John Somerville-Hendrie

Personal information
- Full name: John William Somerville-Hendrie
- Born: 22 June 1983 (age 43) Hillingdon, London, England
- Batting: Right-handed
- Bowling: Right-arm medium-fast

Domestic team information
- 2003–2004: Durham UCCE

Career statistics
| Competition | First-class |
| Matches | 4 |
| Runs scored | 31 |
| Batting average | 10.33 |
| 100s/50s | –/– |
| Top score | 23 |
| Balls bowled | 526 |
| Wickets | 8 |
| Bowling average | 44.75 |
| 5 wickets in innings | – |
| 10 wickets in match | – |
| Best bowling | 3/51 |
| Catches/stumpings | –/– |
- Source: Cricinfo, 21 August 2011

= John Somerville-Hendrie =

English cricketer

John William Somerville-Hendrie (born 22 June 1983) is an English cricketer.

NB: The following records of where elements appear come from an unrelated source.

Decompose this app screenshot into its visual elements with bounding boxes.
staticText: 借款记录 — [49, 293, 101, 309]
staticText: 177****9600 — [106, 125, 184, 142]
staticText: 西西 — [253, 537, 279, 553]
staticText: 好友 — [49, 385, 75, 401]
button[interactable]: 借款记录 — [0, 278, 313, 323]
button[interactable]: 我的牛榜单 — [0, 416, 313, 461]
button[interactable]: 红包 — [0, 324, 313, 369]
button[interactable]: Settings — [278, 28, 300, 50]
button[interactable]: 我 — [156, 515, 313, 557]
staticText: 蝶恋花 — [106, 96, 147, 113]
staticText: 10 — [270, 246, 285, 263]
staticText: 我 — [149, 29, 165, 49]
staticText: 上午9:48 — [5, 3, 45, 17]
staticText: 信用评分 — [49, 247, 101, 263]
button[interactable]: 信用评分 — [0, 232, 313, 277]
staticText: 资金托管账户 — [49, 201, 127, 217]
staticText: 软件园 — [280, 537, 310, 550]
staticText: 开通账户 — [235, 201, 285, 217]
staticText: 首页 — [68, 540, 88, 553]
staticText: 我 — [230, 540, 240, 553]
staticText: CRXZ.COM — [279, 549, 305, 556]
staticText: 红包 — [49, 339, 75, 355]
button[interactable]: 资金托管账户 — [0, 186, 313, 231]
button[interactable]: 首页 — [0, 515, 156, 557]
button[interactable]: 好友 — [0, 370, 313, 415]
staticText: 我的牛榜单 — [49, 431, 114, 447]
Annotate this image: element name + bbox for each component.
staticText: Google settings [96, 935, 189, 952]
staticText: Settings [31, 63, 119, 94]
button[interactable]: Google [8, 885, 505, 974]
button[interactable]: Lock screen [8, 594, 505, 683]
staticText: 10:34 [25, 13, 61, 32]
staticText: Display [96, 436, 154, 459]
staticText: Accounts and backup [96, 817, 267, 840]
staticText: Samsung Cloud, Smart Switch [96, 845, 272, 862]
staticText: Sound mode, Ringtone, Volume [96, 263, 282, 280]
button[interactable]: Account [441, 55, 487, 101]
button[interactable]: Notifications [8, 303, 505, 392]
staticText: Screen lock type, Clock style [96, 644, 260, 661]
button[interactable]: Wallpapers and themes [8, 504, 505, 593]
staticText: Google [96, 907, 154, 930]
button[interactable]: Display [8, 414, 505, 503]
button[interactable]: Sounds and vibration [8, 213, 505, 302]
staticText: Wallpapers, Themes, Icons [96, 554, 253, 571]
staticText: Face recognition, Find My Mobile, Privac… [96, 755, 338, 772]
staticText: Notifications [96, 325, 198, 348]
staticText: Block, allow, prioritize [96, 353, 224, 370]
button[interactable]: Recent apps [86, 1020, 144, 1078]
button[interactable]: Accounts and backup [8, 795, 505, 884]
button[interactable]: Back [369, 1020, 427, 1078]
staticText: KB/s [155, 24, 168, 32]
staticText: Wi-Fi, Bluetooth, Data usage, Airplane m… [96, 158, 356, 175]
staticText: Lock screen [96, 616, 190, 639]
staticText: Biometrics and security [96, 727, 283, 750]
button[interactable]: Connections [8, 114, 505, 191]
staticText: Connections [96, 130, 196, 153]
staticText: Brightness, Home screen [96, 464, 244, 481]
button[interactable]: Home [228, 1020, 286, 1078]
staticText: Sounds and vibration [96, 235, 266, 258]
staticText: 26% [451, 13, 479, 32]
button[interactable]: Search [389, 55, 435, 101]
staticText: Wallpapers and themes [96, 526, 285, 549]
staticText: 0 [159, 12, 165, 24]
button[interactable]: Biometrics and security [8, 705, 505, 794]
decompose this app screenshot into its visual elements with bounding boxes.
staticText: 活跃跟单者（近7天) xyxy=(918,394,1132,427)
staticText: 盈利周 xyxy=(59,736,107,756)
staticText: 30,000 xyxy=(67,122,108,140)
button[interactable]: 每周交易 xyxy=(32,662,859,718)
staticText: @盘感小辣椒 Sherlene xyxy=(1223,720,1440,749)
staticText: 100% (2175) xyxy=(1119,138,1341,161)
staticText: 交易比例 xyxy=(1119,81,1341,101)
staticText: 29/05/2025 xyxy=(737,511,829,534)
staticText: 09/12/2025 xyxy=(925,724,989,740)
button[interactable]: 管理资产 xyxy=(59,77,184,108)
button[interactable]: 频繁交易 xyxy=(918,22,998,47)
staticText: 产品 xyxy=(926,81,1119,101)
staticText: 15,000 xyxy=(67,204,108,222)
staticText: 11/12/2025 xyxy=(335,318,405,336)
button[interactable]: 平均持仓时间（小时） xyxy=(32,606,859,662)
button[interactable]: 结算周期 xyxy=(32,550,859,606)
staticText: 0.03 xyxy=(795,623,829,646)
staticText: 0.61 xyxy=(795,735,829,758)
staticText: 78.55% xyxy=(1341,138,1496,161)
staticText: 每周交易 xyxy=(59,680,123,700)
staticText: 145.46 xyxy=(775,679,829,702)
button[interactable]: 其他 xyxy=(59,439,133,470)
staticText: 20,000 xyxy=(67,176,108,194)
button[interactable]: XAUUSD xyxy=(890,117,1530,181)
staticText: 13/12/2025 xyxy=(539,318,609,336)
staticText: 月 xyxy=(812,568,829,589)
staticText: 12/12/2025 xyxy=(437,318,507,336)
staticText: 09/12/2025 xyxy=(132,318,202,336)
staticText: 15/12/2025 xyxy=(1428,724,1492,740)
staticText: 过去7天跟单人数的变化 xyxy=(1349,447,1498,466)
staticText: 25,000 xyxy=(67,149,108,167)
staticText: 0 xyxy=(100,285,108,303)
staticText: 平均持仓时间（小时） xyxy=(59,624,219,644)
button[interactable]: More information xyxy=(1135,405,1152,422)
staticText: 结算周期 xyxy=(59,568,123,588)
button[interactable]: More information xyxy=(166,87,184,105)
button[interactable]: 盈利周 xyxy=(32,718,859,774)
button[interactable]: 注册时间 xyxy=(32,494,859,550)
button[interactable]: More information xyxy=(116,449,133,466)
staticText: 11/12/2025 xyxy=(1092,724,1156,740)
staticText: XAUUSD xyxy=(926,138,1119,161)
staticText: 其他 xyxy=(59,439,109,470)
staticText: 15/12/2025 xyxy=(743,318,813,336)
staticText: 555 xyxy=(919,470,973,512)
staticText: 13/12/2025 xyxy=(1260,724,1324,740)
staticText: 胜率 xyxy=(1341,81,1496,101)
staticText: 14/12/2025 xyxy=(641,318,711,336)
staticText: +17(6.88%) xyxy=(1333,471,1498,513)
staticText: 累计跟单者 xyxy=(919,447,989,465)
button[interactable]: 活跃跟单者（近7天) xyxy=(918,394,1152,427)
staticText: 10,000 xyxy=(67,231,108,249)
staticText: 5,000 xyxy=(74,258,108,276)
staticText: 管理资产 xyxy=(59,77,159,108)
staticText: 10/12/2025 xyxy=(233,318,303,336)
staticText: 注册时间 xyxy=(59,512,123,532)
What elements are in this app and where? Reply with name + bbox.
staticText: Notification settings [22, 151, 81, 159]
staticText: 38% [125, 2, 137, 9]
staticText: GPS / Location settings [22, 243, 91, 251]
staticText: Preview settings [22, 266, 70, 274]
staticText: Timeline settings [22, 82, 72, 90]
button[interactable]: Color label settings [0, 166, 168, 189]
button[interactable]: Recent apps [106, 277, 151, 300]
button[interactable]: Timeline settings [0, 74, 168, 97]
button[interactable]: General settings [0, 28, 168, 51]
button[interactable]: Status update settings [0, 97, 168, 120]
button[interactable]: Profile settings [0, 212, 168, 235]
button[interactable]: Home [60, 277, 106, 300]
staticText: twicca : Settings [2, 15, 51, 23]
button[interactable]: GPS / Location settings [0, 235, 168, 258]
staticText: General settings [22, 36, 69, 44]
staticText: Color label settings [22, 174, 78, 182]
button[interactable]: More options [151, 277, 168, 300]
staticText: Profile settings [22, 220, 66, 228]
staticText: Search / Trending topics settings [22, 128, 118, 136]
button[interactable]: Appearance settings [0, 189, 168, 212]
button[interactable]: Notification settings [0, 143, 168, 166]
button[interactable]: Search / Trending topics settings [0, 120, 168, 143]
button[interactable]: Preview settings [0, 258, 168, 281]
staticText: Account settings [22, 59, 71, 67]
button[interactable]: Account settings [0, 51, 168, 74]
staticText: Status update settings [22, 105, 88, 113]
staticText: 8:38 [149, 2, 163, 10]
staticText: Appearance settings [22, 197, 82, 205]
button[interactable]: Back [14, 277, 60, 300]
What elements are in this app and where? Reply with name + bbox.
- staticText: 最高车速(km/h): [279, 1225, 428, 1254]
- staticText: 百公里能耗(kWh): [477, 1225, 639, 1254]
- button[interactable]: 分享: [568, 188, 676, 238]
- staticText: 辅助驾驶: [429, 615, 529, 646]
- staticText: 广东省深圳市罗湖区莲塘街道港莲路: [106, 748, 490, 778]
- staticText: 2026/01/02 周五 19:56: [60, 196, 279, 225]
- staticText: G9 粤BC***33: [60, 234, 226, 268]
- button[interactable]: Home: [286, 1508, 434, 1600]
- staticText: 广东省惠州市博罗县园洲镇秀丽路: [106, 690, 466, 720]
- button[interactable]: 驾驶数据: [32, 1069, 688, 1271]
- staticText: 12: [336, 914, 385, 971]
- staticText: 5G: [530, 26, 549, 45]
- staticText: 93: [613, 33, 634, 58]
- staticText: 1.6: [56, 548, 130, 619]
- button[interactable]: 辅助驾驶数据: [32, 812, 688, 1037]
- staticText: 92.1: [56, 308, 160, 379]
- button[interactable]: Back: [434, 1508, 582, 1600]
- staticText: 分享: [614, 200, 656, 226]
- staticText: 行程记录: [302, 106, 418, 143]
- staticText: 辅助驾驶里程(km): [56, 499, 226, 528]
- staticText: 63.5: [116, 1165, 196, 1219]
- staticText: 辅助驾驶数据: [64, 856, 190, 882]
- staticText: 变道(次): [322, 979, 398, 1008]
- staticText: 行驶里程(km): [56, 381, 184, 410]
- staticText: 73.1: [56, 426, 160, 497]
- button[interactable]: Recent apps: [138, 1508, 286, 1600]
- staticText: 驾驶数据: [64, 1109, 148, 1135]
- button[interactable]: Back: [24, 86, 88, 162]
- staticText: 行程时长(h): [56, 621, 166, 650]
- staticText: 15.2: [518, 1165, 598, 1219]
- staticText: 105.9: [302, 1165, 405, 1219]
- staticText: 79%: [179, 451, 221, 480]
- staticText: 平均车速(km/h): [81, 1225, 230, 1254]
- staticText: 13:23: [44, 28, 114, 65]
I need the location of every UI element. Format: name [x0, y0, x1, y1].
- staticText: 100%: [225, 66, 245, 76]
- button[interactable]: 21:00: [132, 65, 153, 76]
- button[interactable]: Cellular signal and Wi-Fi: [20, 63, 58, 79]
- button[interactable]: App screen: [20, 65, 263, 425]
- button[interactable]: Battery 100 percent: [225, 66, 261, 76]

He is a right-handed batsman who bowls right-arm medium-fast. He was born in Hillingdon, London.

While studying for his degree at Durham University, Somerville-Hendrie made his first-class debut for Durham UCCE against Durham in 2003. He made three further first-class appearances for the university, the last of which came against Derbyshire in 2004. In his four first-class matches, he scored 31 runs at an average of 10.33, with a high score of 23. With the ball, he took 8 wickets at a bowling average of 44.75, with best figures of 3/51.